Георгий Дмитриевич. Да, да, едем. Спасибо тебе, Павел (смеется). Неужели сейчас есть место, где светло и где люди — о, проклятый дом!
Коромыслов. Есть такие места, Горя, и, к счастью, не одно.
Алексей. Постойте, Павел Алексеич, а мама? Она останется одна?
Коромыслов. А мама останется одна, такое ее дело, Алеша. Всем женщинам доказываю, что не нужно рожать, а они рожают, ну и сами виноваты. Идем, Горя.
Вера Игнатьевна (издалека, всхлипнув). Верно, Павел Алексеич, виновата!

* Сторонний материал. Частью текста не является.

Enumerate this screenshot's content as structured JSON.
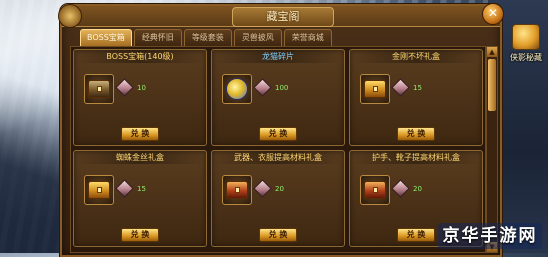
{
  "window": {
    "title": "藏宝阁",
    "close_label": "✕"
  },
  "tabs": [
    {
      "label": "BOSS宝箱",
      "active": true
    },
    {
      "label": "经典怀旧",
      "active": false
    },
    {
      "label": "等级套装",
      "active": false
    },
    {
      "label": "灵兽披风",
      "active": false
    },
    {
      "label": "荣誉商城",
      "active": false
    }
  ],
  "items": [
    {
      "title": "BOSS宝箱(140级)",
      "title_color": "gold",
      "icon": "treasure-chest-icon",
      "cost": "10",
      "button": "兑 换"
    },
    {
      "title": "龙猫碎片",
      "title_color": "blue",
      "icon": "pet-fragment-icon",
      "cost": "100",
      "button": "兑 换"
    },
    {
      "title": "金刚不坏礼盒",
      "title_color": "gold",
      "icon": "treasure-chest-icon",
      "cost": "15",
      "button": "兑 换"
    },
    {
      "title": "蜘蛛金丝礼盒",
      "title_color": "gold",
      "icon": "treasure-chest-icon",
      "cost": "15",
      "button": "兑 换"
    },
    {
      "title": "武器、衣服提高材料礼盒",
      "title_color": "gold",
      "icon": "red-chest-icon",
      "cost": "20",
      "button": "兑 换"
    },
    {
      "title": "护手、靴子提高材料礼盒",
      "title_color": "gold",
      "icon": "red-chest-icon",
      "cost": "20",
      "button": "兑 换"
    }
  ],
  "side": {
    "label": "侠影秘藏"
  },
  "watermark": "京华手游网",
  "colors": {
    "accent": "#e3b35a",
    "cost_text": "#8ff06a",
    "title_gold": "#ffd872",
    "title_blue": "#7fd0ff"
  }
}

Георгий Дмитриевич (упираясь). Я сперва хочу в детскую.
Коромыслов. В детскую так в детскую. Господа, в детскую!
Занавес
Прошло полгода. Екатерина Ивановна с детьми приехала на лето в имение к матери в Орловской губернии. Стоят жаркие и погожие дни начала июня. Сцена изображает большую бревенчатую комнату с дорогой мебелью, картинами и цветами; стены и полы некрашеные. В трехстворчатую стеклянную дверь, теперь совершенно открытую, видна большая терраса с обеденным, крытым цветной скатертью столом. Также много цветов, видимо, из собственной оранжереи. За перилами террасы налево — гуща зелени: старых кленов и дубов, потемневших от годов берез; посредине и вправо, вплоть до одинокого старого дуба, — широкая просека с четкими золотыми далями. Время к вечеру. На террасе у стола сидит Ментиков, небольшого роста человек с мелкими чертами лица и тщательной прической, и кушает молоко с сухариками; цветным носовым платком смахивает крошки с щегольского, полосатой фланели костюма. Из сада по ступенькам всходит Татьяна Андреевна, мать, высокая женщина, строгого и решительного облика, и за нею младшая дочь, Лизочка, красивая и крепкая девушка-подросток со сросшимися бровями. Идет она с видом упорного, но несколько нарочитого и веселого каприза, шагает и останавливается вслед матери и тянет душу низким капризным голосом: «Мама! а мама! — я поеду». При появлении Татьяны Андреевны Ментиков встает.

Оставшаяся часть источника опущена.